Inilah Kenapa dr. Lois Banyak Penggemarnya
Entah itu pernyataan sebenarnya atau sarkas, aku juga nggak tau. Tapi setelah dr. Lois terbukti memiliki sedikit "gangguan", apakah itu memengaruhi? Yo bablas aja kebawa angin beritanya.
Menurutku, semua itu bersumber pada hulu yang sama, oposan butuh seseorang yang bisa bicara dengan keras, dari segala sisi, kedokteran misalnya. Ia berani menentang pemerintah via kebijakannya. Tidak peduli nalar dan logika si orang ini bener atau nggak, yang penting mereka punya "toa" yang lantang. Bahkan orang-orang dengan pemikiran yang bagus pun acapkali menjadi downgrade setelah bergerombol bersama dengan orang-orang seperti ini.
Refly Harun misalnya, dia pintar, licin, dan pernah dipegangi banyak jabatan. Namun ketika dia berubah arah, dia rela menjadi pengeras suara seorang Nur Sugik, bahkan jadi pendengung setiap ocehannya. Dan bisa ditebak, orang ini kemudian menjadi pendukung keras Habib Rizieq, bahkan jadi saksi ahlinya.
Kembali ke Dahlan Iskan, dulu dia kan pengin jadi Presiden, tapi gagal. Sewaktu Jokowi resmi jadi calon Presiden, ia secara terbuka menyatakan siap mendampingi Jokowi jadi cawapres. Hal yang sama juga dilakukan Din Sjamsuddin yang rela mendowngrade diri dari orang yang sangat dihormati di Muhammadiyah menjadi politikus setengah matang yang salah pilih kawan.
Banyak orang-orang ingin mengkritik, atau terlihat mengkritik. Tapi kalau mengandalkan toa bodol yang asal bunyi keras itu ya nggak bakal ngefek. Bahkan menjadi bukan dirinya sendiri demi mempertahankan posisi pijakannya sebagai oposan. Ciri khas utamanya adalah menjadikan siapapun pengkritik sebagai temannya, bodo amat dengan dasar keilmuan apa si pengkritik, pokoknya senang aja kalo ada yang bersuara lantang yang bunyinya berlawanan dengan suara pemerintah.

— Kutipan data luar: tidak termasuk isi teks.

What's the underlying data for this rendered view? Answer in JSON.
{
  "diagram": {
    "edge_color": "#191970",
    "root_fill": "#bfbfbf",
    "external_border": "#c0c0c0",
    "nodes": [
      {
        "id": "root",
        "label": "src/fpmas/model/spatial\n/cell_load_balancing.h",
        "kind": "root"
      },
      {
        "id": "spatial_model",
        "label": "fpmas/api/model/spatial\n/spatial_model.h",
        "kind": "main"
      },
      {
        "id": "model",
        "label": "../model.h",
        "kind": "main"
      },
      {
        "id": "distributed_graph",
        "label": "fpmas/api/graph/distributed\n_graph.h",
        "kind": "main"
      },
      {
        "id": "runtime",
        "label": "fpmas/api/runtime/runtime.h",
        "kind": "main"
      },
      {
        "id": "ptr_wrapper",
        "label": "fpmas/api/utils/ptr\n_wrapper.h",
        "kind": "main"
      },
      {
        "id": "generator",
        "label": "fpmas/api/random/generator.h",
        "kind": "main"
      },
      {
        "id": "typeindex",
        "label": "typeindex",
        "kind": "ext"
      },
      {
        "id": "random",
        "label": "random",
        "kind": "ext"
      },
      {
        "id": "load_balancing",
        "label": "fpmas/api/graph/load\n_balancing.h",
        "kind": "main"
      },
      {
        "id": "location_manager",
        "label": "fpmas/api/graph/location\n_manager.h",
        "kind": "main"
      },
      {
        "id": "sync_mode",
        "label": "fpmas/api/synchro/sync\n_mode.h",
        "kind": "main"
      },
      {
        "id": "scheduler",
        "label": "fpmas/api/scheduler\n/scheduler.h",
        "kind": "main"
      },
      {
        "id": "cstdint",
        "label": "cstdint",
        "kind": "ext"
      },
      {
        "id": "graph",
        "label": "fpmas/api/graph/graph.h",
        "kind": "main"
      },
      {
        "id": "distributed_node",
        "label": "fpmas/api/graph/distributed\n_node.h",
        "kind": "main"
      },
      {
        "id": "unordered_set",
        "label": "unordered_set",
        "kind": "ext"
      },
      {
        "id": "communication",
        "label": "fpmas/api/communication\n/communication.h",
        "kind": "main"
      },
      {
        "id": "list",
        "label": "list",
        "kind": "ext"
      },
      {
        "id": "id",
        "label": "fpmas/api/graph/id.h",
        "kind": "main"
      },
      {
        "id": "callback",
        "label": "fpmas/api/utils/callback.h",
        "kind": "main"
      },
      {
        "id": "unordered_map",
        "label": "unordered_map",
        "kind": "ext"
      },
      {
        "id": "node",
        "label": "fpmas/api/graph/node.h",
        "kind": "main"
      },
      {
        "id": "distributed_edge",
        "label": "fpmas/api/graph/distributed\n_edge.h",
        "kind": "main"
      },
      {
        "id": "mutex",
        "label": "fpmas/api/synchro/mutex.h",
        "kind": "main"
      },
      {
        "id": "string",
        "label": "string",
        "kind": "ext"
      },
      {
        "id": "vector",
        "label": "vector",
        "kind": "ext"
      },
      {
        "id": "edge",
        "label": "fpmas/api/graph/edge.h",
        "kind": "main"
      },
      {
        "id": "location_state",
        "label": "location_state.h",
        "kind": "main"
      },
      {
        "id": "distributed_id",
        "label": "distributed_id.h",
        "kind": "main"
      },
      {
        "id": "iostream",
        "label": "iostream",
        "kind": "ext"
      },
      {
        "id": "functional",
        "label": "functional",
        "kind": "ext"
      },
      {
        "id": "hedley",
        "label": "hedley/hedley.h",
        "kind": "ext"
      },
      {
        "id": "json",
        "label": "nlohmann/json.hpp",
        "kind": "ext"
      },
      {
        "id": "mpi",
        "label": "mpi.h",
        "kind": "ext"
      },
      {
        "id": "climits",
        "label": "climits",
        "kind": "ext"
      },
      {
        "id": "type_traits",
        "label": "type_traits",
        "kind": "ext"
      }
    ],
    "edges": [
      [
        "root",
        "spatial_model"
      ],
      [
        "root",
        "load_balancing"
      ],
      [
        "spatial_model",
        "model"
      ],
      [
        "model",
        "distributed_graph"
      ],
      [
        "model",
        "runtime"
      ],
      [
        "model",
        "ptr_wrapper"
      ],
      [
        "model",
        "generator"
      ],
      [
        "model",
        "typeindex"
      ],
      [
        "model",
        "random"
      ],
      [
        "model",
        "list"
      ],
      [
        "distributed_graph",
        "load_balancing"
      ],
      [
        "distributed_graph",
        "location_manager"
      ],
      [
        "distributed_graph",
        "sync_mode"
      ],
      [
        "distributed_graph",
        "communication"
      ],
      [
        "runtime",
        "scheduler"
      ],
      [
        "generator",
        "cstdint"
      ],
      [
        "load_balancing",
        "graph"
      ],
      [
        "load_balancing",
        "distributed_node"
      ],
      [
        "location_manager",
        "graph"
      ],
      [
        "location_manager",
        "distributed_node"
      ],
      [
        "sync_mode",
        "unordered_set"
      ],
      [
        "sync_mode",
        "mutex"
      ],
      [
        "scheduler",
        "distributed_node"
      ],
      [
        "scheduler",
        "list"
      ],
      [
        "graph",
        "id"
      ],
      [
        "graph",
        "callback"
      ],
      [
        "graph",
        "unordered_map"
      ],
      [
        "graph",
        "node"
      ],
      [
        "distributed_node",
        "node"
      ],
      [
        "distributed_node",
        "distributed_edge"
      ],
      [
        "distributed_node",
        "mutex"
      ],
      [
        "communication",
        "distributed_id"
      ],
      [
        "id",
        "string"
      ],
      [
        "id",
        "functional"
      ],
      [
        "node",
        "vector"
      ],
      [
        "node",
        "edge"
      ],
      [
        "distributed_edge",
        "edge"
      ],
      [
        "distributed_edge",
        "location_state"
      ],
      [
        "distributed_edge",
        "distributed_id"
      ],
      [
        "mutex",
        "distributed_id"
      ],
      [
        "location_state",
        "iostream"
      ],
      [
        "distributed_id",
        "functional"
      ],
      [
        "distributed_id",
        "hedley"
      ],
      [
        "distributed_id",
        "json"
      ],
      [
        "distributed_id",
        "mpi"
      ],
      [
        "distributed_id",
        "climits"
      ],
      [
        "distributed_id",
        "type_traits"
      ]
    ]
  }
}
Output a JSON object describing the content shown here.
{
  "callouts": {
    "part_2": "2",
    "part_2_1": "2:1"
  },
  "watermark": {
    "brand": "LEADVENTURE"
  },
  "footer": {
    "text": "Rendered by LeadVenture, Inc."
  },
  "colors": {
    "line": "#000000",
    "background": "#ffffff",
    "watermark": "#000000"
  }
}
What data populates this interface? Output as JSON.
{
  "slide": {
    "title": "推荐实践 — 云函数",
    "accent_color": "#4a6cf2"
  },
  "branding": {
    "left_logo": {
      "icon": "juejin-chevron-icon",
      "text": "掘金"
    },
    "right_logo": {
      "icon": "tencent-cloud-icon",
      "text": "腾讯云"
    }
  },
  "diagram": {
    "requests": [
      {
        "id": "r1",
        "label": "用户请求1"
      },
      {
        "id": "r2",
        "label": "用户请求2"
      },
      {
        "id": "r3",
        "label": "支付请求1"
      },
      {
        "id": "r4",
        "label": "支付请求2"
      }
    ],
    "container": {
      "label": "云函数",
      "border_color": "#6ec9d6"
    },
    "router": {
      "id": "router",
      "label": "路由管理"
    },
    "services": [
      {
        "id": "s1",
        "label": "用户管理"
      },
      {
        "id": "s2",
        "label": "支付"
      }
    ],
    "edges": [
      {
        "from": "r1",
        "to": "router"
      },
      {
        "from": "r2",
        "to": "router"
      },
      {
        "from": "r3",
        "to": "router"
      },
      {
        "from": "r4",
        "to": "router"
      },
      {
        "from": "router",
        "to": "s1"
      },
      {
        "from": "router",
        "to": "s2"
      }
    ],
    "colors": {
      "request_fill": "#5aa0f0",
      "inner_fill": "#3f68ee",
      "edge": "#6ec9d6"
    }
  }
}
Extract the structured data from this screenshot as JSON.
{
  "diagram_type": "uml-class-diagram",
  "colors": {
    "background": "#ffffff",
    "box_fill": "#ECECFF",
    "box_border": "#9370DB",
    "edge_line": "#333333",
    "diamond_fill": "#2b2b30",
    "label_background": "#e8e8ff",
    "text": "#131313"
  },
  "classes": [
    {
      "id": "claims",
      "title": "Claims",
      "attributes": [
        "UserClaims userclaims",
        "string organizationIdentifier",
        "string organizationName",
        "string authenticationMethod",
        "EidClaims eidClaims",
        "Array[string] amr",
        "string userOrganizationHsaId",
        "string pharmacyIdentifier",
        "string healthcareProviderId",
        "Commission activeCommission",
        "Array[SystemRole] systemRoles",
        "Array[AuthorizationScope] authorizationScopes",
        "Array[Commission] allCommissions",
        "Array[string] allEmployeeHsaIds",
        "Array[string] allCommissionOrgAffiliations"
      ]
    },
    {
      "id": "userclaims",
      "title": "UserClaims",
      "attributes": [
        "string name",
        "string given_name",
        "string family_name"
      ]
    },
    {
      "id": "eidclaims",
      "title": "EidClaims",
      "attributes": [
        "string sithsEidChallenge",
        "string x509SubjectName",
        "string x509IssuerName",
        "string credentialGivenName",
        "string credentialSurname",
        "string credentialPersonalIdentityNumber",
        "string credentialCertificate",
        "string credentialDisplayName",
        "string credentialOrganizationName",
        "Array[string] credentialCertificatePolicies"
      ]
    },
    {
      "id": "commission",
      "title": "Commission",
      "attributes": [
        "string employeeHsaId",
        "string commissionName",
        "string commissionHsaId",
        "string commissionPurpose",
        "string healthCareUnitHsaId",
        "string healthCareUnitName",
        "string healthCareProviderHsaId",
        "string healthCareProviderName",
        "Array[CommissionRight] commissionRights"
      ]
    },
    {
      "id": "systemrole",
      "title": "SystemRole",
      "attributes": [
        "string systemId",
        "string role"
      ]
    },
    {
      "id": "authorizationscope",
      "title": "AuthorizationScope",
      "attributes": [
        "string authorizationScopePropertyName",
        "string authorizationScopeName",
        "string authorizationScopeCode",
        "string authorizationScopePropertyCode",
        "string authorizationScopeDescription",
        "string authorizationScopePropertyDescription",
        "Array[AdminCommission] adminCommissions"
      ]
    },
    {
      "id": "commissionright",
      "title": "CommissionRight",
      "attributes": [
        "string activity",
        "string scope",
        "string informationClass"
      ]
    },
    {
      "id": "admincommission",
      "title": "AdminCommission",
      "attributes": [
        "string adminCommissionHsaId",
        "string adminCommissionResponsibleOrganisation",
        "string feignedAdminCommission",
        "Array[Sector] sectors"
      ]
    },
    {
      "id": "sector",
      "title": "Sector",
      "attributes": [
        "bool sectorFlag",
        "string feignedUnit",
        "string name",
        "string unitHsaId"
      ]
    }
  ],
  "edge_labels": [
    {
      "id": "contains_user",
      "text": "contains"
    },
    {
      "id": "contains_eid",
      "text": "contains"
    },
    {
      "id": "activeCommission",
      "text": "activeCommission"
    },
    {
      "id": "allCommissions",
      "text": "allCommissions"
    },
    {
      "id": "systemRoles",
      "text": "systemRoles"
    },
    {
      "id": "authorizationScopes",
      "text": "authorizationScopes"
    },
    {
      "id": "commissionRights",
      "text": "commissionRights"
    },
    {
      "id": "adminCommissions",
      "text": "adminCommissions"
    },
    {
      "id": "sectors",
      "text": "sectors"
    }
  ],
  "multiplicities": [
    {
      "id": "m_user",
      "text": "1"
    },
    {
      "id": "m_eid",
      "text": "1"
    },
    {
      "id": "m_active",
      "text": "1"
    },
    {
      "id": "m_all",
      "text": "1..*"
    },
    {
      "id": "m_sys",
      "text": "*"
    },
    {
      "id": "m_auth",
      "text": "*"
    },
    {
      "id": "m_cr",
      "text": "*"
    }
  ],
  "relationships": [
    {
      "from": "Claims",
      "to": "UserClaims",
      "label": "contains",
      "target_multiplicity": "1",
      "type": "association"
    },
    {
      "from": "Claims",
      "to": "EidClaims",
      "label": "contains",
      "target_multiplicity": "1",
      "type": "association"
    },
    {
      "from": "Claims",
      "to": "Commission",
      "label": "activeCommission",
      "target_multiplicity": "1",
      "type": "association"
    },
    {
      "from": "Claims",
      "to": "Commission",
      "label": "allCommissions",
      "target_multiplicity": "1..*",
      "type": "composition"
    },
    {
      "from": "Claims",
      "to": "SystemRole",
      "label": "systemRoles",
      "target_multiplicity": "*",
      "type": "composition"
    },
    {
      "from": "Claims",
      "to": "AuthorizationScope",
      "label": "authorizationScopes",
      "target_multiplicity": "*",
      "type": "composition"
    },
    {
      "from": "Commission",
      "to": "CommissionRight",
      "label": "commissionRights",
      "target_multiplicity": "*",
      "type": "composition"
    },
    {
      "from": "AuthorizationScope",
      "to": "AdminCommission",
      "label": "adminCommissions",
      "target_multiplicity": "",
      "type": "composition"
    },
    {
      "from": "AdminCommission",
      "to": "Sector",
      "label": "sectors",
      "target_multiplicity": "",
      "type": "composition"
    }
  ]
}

Aku berulang kali ngomong, bahwa Pemerintah tetap harus dikritik, pun juga politikus di sekitarnya.
Dalam hal penanganan pandemi, Jokowi dan jajarannya banyak melakukan kesalahan. Pun juga dengan kepala daerah di bawahnya, banyak yang ngawur. Nggak salah kalau kita kritik, tapi yang waras dong. Lebih bagus pakai argumentasi sendiri, apalagi sesuai kepakaran kita, kalo bisa. Atau ikut mendengungkan pendapat pakar yang "waras". Bukan orang gila, atau (mantan) pakar yang sudah sarat dengan kepentingan politik, itu udah nggak jelas pemikirannya. Ngar-nger!